One of these stories was the police being called to a Starbucks and arresting two African American men who were waiting for a third person to join them. From a simple request to use the restroom while waiting for their friend to arrive and the plan to order and spend time and money at the Starbucks, escalated to the police coming and arresting the two men, just as the friend arrived. The video has now made its way around the web, white people shocked that this happened, people of color shaking their heads at yet another example of white privilege, with both Starbucks and the police left with the question of what's next. What is different in this story, is the response of Starbucks CEO, Kevin Johnson. He owned that this was about bias, it was about racism, and his response was unequivocal - "was nothing but reprehensible."
If you have not yet seen the video of his statement and apology, go watch it. He demonstrates leadership, integrity, and putting his ethics into action. In addition, as you listen to his apology - notice what is in it and what is not.
In his apology, he takes full responsibility for what happened. As the CEO, he owns that in the end, responsibility begins and ends with him. He just takes responsibility. He offers no excuses or explanations. He doesn't deflect blame to the manager or to the police. He says, this is a "management problem and it is one I need to fix, making sure this doesn't happen again."
What is so remarkable is the unequivocal way he apologizes and takes responsibility. It is so rare that we hear an apology like this one.
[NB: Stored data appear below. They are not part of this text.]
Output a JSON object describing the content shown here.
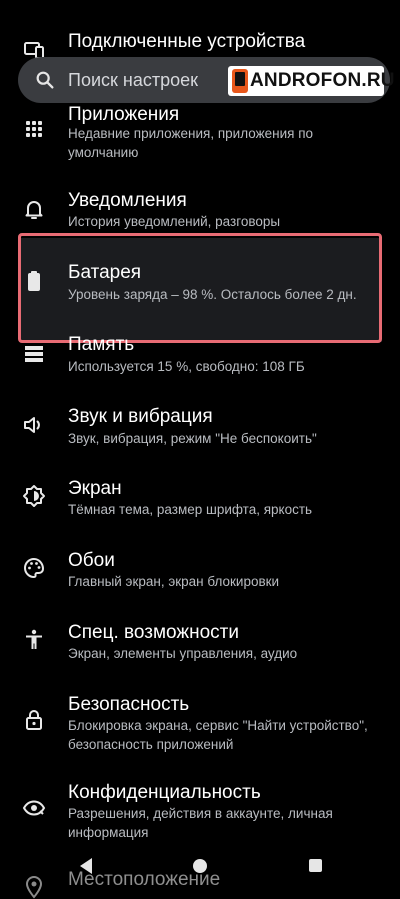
{
  "search": {
    "placeholder": "Поиск настроек"
  },
  "watermark": {
    "text": "ANDROFON.RU"
  },
  "settings": {
    "items": [
      {
        "icon": "devices-icon",
        "title": "Подключенные устройства",
        "subtitle": ""
      },
      {
        "icon": "apps-icon",
        "title": "Приложения",
        "subtitle": "Недавние приложения, приложения по умолчанию"
      },
      {
        "icon": "bell-icon",
        "title": "Уведомления",
        "subtitle": "История уведомлений, разговоры"
      },
      {
        "icon": "battery-icon",
        "title": "Батарея",
        "subtitle": "Уровень заряда – 98 %. Осталось более 2 дн."
      },
      {
        "icon": "storage-icon",
        "title": "Память",
        "subtitle": "Используется 15 %, свободно: 108 ГБ"
      },
      {
        "icon": "volume-icon",
        "title": "Звук и вибрация",
        "subtitle": "Звук, вибрация, режим \"Не беспокоить\""
      },
      {
        "icon": "display-icon",
        "title": "Экран",
        "subtitle": "Тёмная тема, размер шрифта, яркость"
      },
      {
        "icon": "palette-icon",
        "title": "Обои",
        "subtitle": "Главный экран, экран блокировки"
      },
      {
        "icon": "accessibility-icon",
        "title": "Спец. возможности",
        "subtitle": "Экран, элементы управления, аудио"
      },
      {
        "icon": "lock-icon",
        "title": "Безопасность",
        "subtitle": "Блокировка экрана, сервис \"Найти устройство\", безопасность приложений"
      },
      {
        "icon": "privacy-eye-icon",
        "title": "Конфиденциальность",
        "subtitle": "Разрешения, действия в аккаунте, личная информация"
      },
      {
        "icon": "location-icon",
        "title": "Местоположение",
        "subtitle": ""
      }
    ]
  },
  "highlight": {
    "item": "Батарея",
    "border_color": "#e86b74"
  },
  "nav": {
    "back": "back-icon",
    "home": "home-icon",
    "recents": "recents-icon"
  }
}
Here are a few things that make his apology so unique:
- there is no "I am sorry if feelings were hurt"
- there is no "I am sorry and yet.....there were these extenuating circumstances that let you know it isn't really my fault"
- he does say "I am responsible"
- he does say "I am sorry"
- he does say "I am going to take steps to make this better"
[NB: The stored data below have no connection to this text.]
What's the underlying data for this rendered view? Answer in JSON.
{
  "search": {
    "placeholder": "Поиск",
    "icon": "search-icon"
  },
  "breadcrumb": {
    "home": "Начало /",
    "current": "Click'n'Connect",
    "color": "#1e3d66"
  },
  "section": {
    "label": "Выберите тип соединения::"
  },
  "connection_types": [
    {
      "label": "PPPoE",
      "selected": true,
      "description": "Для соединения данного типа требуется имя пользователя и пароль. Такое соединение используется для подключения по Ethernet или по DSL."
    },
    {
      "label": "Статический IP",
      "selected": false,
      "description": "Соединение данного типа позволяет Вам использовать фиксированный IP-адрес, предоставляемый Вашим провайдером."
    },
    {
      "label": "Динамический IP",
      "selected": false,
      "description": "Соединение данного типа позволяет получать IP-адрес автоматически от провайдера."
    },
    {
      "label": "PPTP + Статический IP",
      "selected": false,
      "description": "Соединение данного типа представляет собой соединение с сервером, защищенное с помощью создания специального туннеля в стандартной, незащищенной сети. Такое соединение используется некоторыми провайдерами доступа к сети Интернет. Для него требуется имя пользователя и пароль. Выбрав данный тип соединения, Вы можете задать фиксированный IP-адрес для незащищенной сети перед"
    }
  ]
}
- he names specific actions that he is proposing and ones he has already taken and
- within a day, released a planned anti-bias training that included closing the stories for employees to attend.
Kevin Johnson is setting an example for his company and employees as well as the rest of us. Being an ethical organization begins at the top and it is not just a nice set of statements hung on the walls and posted in every employee's cubicle. It is not just about what will keep one from being sued or going to jail. It is a culture that walks its talk. It is a culture that expresses its values, integrity, and ethics in everything they do. It is expressed in their personnel policies, the way they treat their customers, the letting nothing - even profit - come before one's values. It will cost Starbucks an estimated $12 million in lost revenue to close its store for an afternoon - take that in - $12 million!
We are not accustomed to this. We are accustomed to the Well Fargo disaster where employees opened accounts without permission of the account holder in the name of profit, our public officials who lie openly and boldfaced with no shame, companies that promise to stay in the United States, maintain jobs and then do rounds of layoffs and take those jobs overseas, all the various incidents with airlines, and nearly every industry has a story of the lack of ethics, the lack of integrity, in the name of the bottom line.
That is what makes his apology and actions so important. Is he perfect? No. Will this happen again, even at a Starbucks? Probably. What is important is that he is giving all of us an example of what leadership, ethical leadership is and looks like. We need many more leaders like this and we need to start being this way in our own lives.
It is hard to say "I am sorry" and tack on nothing else. Usually, we want to do something like "I am so sorry I am late, traffic was terrible (regardless of whether it was or not); I am sorry I forgot, I was xxxx." We want to explain ourselves, we want to say "I am not a bad person." "Please don't be mad at me." It is a habit and so common we may not even notice it. So I challenge you, the next time you need to apologize, try "I am sorry I did X or didn't do X or forgot X. I should not have done that or I should have ..." Then stop, just stop - don't explain, don't add anything. This is hard - really hard. Sit in the discomfort. I can't promise you that all will be well, but do pay attention to how this feels. Pay attention to the response you get from the other person. The difference between an apology that is truly an apology, that truly takes responsibility, is different, it is genuine. We are very habituated to giving excuses with our apologies, so stop and think as you start to say "I'm sorry" and practice not tacking anything on. If you are a parent, practice with your child: replace "I'm sorry I yelled and lost my temper but you were not cooperating and we were late" with "I'm sorry, I yelled, I lost my temper, yes I was frustrated that x y or z was not happening, that is not an excuse for yelling. I am sorry." What can you add? "I am going to count to ten the next time I feel myself getting ready to yell." "Next time, I think we both may need to walk away and try again in a few minutes." In this way, we model taking responsibility, which is one of the most important lessons we can teach our children. Yep, I mess up too and I am taking responsibility for it. Is it easy? Does it always feel good? No, and it is the right thing to do.
Imagine if in our homes, schools, faith communities, public offices, companies, we put ethics first, we put integrity first. We have homes, schools, faith communities, public officials and companies that do this. How are those places different? What if we began to demand from ourselves this level of integrity and then begin demanding it from our institutions? What if we refused to accept the empty apologies, the lovely worded statement of values that in no way matches the behavior of the organization? What if we rewarded the ethical organization?
So thank you, Kevin Johnson, We all have a great deal to learn from your example!